A number of rebel factions have agreed to dissolve themselves and be integrated under the Defence Ministry, according to SANA, the Syrian state-run news service.
Beyond dissolving rebel factions, the man born Ahmed Hussein al-Sharaa but formerly known as Abu Mohammed al-Jolani, the leader of the offensive that overthrew the Assad dictatorship, has taken other actions recently aimed at building a new state. His administration has appointed a caretaker prime minister to lead a transitional government until March and has promised that a legal committee would draft a new constitution.
Disbanding the country’s armed factions was a logical step for a leadership trying to establish a single national military.

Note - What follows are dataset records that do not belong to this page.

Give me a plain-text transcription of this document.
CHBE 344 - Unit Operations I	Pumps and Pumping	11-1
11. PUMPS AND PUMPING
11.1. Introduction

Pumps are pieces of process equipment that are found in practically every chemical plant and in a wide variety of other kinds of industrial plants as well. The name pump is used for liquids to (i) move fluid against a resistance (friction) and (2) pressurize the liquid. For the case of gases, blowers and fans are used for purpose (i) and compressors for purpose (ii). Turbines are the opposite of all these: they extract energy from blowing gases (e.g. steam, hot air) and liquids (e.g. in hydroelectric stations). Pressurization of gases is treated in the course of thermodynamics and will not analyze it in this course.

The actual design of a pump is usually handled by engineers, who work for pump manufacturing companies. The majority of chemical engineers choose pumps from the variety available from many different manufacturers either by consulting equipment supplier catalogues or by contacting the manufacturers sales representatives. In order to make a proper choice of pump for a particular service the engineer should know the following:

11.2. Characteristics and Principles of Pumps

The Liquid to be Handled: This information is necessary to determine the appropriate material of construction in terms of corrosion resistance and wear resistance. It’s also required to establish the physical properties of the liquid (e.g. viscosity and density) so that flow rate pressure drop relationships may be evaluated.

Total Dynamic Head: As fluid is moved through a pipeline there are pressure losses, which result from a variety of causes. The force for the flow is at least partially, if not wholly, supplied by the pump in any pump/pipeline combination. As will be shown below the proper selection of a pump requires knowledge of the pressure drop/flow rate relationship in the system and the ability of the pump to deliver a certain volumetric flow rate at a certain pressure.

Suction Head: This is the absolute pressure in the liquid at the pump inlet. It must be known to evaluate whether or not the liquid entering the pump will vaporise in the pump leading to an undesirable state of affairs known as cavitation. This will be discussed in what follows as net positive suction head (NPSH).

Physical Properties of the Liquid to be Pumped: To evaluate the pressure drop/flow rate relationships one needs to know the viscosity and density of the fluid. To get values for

“They are trying to build a state,” said Dareen Khalifa, a senior adviser at the International Crisis Group, which researches global crises. “You can’t build a state while you have a million and one militias running around doing their own things.”
Khalifa, who met Sharaa this week, said she was under the impression that dissolving the rebel factions was a top priority for the new leaders because “wayward factions” were acting outside their command in parts of rural Syria.
Pictures posted on social media on the day the rebel unification was announced showed Sharaa meeting with dozens of rebel faction leaders, many of them clad in military uniforms.
Sharaa has participated in official meetings recently wearing a business suit rather than a military uniform. Since his faction, Hayat Tahrir al-Sham, routed Assad, he has presented himself as more of a statesman and less of a rebel leader, and has espoused relatively moderate political positions despite past links to Islamist extremists.